Поздно вечером я вызвал Любе такси.

…Ничего у нас с ней так и не вышло. Мы встречались еще и не раз, но неловкость преодолеть так и не смогли. Мы были разными. Я пытался играть в комсомольца, но быстро выдохся. Невыносимо было притворяться, что мне по душе все эти отечно-выборные собрания, отвратительный фальшивый задор, который так и брызгал из любого пустяшного дела, как гнилой сок из помидора, оптимизм с лозунгами и речами, якобы горячие сердца и якобы геройские помыслы… Да, я согласен был работать, но без показного пафоса, согласен помогать ближнему, но без официальных установок, согласен был творить добрые дела, но без отчетов и рапортов в актовом зале, где зачем-то развевались алые знамена и повсюду торчали гипсовые головы вождя… Надо было наконец признаться, себе в первую очередь, что я — индивидуалист и в стаде бежать не стану. Не хочу. И не могу.
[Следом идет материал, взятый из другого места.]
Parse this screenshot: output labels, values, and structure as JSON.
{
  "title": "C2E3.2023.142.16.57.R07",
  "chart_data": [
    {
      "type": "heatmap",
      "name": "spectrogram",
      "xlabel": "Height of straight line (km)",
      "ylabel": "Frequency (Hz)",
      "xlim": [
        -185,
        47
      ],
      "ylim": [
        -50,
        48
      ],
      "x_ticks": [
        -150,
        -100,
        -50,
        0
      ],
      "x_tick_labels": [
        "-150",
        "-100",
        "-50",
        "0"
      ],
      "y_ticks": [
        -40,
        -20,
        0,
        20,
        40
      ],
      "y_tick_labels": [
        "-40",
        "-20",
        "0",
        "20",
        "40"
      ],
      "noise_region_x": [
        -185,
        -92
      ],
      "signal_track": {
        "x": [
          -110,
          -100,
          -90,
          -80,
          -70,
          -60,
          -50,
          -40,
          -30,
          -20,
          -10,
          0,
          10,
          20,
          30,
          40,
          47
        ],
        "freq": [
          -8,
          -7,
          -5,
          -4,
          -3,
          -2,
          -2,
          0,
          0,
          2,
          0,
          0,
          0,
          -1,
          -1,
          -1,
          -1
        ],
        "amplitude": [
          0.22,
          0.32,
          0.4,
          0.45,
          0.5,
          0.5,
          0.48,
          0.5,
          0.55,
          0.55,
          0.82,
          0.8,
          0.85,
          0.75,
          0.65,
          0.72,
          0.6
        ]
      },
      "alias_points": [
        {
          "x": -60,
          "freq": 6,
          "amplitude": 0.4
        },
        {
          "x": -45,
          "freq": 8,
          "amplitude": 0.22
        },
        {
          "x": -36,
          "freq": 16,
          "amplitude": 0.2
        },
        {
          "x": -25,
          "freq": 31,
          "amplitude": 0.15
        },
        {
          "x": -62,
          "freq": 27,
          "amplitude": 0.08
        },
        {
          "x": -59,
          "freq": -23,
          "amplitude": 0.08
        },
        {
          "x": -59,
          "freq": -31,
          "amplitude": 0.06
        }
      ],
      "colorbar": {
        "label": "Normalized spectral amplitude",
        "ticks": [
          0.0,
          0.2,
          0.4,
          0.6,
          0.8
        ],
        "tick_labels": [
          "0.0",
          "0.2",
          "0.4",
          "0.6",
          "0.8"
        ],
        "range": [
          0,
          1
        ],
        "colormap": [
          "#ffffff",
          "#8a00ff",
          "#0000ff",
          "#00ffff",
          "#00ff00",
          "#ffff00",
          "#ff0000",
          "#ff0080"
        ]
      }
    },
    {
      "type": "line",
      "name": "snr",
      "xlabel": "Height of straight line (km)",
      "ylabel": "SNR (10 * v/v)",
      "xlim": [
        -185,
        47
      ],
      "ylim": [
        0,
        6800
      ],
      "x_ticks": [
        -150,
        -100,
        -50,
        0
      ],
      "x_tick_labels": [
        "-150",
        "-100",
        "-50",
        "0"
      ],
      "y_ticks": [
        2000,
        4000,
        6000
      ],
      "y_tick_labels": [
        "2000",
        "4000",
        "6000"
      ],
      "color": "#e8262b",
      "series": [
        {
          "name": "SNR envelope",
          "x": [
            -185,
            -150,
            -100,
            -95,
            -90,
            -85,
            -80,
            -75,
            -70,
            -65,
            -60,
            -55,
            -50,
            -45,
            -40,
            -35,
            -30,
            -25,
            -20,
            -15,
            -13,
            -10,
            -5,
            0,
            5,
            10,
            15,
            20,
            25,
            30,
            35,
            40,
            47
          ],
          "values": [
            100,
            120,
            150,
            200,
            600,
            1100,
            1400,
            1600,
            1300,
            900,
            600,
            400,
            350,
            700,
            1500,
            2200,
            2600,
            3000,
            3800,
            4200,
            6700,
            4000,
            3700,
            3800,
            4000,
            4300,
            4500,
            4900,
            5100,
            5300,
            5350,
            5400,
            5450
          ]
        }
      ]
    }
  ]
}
Люба, Люба… Работала она с остервенением. Это была ее собственная война. Воевала она с равнодушными комсомольцами и приспособленцами, с хиппи и металлистами, с гопниками и пьяницами, с карьеристами и циниками, с баптистами и православными, с подлецами и трусами — всех не перечесть! Похоже она воевала со всем миром. За что? Как-то раз я спросил ее об этом.

— За коммунизм, — прозвучал ответ. Что тут скажешь? Я не сказал ничего.

А расстались мы окончательно после ожесточенной стычки из-за ерунды. Просто я не люблю, когда оскорбляют мою любимую, лучшую в мире группу «Дип Перпл», а Люба посмела поставить «Самоцветы» выше! Да еще назвала Гилана длинноволосым гопником!

— Орет, как зарезанный, а музыки — ноль! Терпеть не могу.

— Ну и слушай своего Кобзона! «И вновь продолжается бой!» Революция — это боль и страдания, разруха!

— Это муки рождения нового!

— Так пожелай женщине эти бесконечные муки и увидишь, что она тебе ответит! А ваше счастье? Это — борьба?! Счастье не может быть в борьбе, борьба — это вынужденная необходимость. Счастье — это мир, покой…

— Комфорт.

— Да хотя бы и комфорт.

— Вот ты и раскрылся! Индивидуалист. Как ты можешь работать в комсомольской газете после этого? Ты же двурушник!

Тут я струхнул. Шел 1984 год. Андропов — Черненко. До перестройки еще год. Двурушник — это серьезно.

— Ладно, погорячились и будет. Никакой я не двурушник и не индивидуалист, а на мнение свое право имею.

Люба пылала. От возмущения. От презрения! Я не мог поверить, что женщина, которая лежала голая в моей кровати, способна меня возненавидеть из-за Карла Маркса или Розы Люксембург!

Закончилось все тем, что слухи о моем нигилизме дошли до моего начальства. В газете начали меня чураться. Я затаился, но понял, что карьеру журналиста мне сделать не удастся. А тут встретился мне старый корешок, который работал в районном угро, куда я и ушел…

А Люба? Кое-что я о ней слышал через общих знакомых. Перестройку она встретила с энтузиазмом, но, как всякий истинно верующий коммунист, быстро разочаровалась, ушла в оппозицию…

Жизнь наносила ей удар за ударом. Люба запила. Я не мог поверить, но — точно, стала пить, особенно после неудавшегося путча. Работала урывками. Замуж не вышла. Детей не родила. Нашли ее в квартире спустя неделю после того, как она перестала отвечать на звонки. На столике лежал томик Ленина — последняя книга, в которой она пыталась найти утешение. Нашла ли?